我意识到耳机可以解决这个问题,但我在开放式扬声器上需要它..

非常感谢任何帮助或指导!谢谢!

到目前为止,我有一个非常标准的功能来通过麦克风收听音频,并将找到的文本流式传输到事件

        public async Task Listen()
        {
          
            var stopRecognition = new TaskCompletionSource<int>(TaskCreationOptions.RunContinuationsAsynchronously);
            using var audioProcessingOptions = AudioProcessingOptions.Create(AudioProcessingConstants.AUDIO_INPUT_PROCESSING_ENABLE_DEFAULT);
            using var audioInput = AudioConfig.FromDefaultMicrophoneInput(audioProcessingOptions);
             

            using var recognizer = new SpeechRecognizer(Config, audioInput);

            recognizer.Recognized += Recognizer_Recognized;


            await recognizer.StartContinuousRecognitionAsync().ConfigureAwait(false);

            // Waits for completion.
            // Use Task.WaitAny to keep the task rooted.
            Task.WaitAny(new[] { stopRecognition.Task });

            // Stops recognition.
            await recognizer.StopContinuousRecognitionAsync().ConfigureAwait(false);

        }
  private  void Recognizer_Recognized(object? sender, SpeechRecognitionEventArgs e)
      {
      // push the decoded audio in text to an event to display on screen...
      }

然后,当应用程序想说几句话时,它会调用下面的

问题:我可以在说话时停止监听,但我的应用程序往往会说话很多!所以我希望它时不时地被打断,以便继续进行事情! ..但是如果我听音频,它就会听到自己的声音!啊啊!

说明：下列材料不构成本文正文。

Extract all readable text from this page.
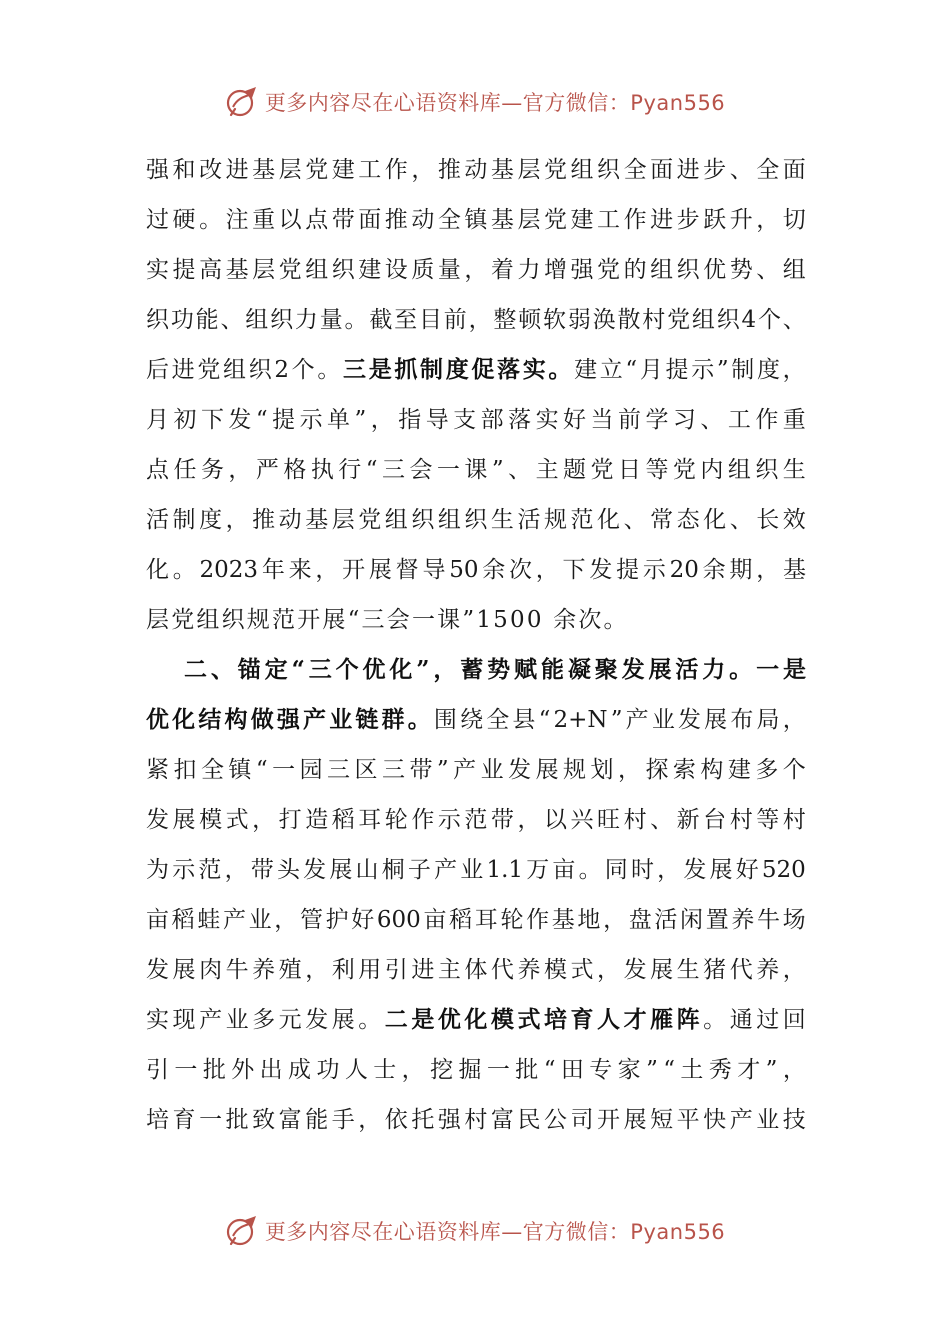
更多内容尽在心语资料库—官方微信：Pyan556
强 和 改 进 基 层 党 建 工 作 ， 推 动 基 层 党 组 织 全 面 进 步 、 全 面
过 硬 。 注 重 以 点 带 面 推 动 全 镇 基 层 党 建 工 作 进 步 跃 升 ， 切
实 提 高 基 层 党 组 织 建 设 质 量 ， 着 力 增 强 党 的 组 织 优 势 、 组
织 功 能 、 组 织 力 量 。 截 至 目 前 ， 整 顿 软 弱 涣 散 村 党 组 织 4 个 、
后 进 党 组 织 2 个 。 三 是 抓 制 度 促 落 实 。 建 立 “ 月 提 示 ” 制 度 ，
月 初 下 发 “ 提 示 单 ” ， 指 导 支 部 落 实 好 当 前 学 习 、 工 作 重
点 任 务 ， 严 格 执 行 “ 三 会 一 课 ” 、 主 题 党 日 等 党 内 组 织 生
活 制 度 ， 推 动 基 层 党 组 织 组 织 生 活 规 范 化 、 常 态 化 、 长 效
化 。 2023 年 来 ， 开 展 督 导 50 余 次 ， 下 发 提 示 20 余 期 ， 基
层党组织规范开展“三会一课”1500 余次。
二 、 锚 定 “ 三 个 优 化 ” ， 蓄 势 赋 能 凝 聚 发 展 活 力 。 一 是
优 化 结 构 做 强 产 业 链 群 。 围 绕 全 县 “ 2+N ” 产 业 发 展 布 局 ，
紧 扣 全 镇 “ 一 园 三 区 三 带 ” 产 业 发 展 规 划 ， 探 索 构 建 多 个
发 展 模 式 ， 打 造 稻 耳 轮 作 示 范 带 ， 以 兴 旺 村 、 新 台 村 等 村
为 示 范 ， 带 头 发 展 山 桐 子 产 业 1.1 万 亩 。 同 时 ， 发 展 好 520
亩 稻 蛙 产 业 ， 管 护 好 600 亩 稻 耳 轮 作 基 地 ， 盘 活 闲 置 养 牛 场
发 展 肉 牛 养 殖 ， 利 用 引 进 主 体 代 养 模 式 ， 发 展 生 猪 代 养 ，
实 现 产 业 多 元 发 展 。 二 是 优 化 模 式 培 育 人 才 雁 阵 。 通 过 回
引 一 批 外 出 成 功 人 士 ， 挖 掘 一 批 “ 田 专 家 ” “ 土 秀 才 ” ，
培 育 一 批 致 富 能 手 ， 依 托 强 村 富 民 公 司 开 展 短 平 快 产 业 技
更多内容尽在心语资料库—官方微信：Pyan556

  public async Task Talk(string text)
        {
            // To support Chinese Characters on Windows platform
            if (Environment.OSVersion.Platform == PlatformID.Win32NT)
            {
                Console.InputEncoding = System.Text.Encoding.Unicode;
                Console.OutputEncoding = System.Text.Encoding.Unicode;
            }


            // Set the voice name, refer to https://aka.ms/speech/voices/neural for full list.
            Config.SpeechSynthesisVoiceName = "en-AU-CarlyNeural";
            //https://learn.microsoft.com/en-us/azure/ai-services/speech-service/language-support?tabs=tts

            // Creates a speech synthesizer using the default speaker as audio output.
            using var synthesizer = new SpeechSynthesizer(Config);
            using var result = await synthesizer.SpeakTextAsync(text);
            if (result.Reason == ResultReason.SynthesizingAudioCompleted)
            {
                // hmmm
            }

            else if (result.Reason == ResultReason.Canceled)
            {
                var cancellation = SpeechSynthesisCancellationDetails.FromResult(result); 
            }
        }
c# azure speech-recognition text-to-speech speech-to-text
1个回答
0
投票

您面临的问题与音频反馈循环有关,该循环是由应用程序在尝试监听传入音频时听到自己的输出而引起的。为了防止这种反馈循环,您可以使用一种称为“音频闪避”或“音频抑制”的技术,在应用程序说话时暂时降低麦克风的灵敏度。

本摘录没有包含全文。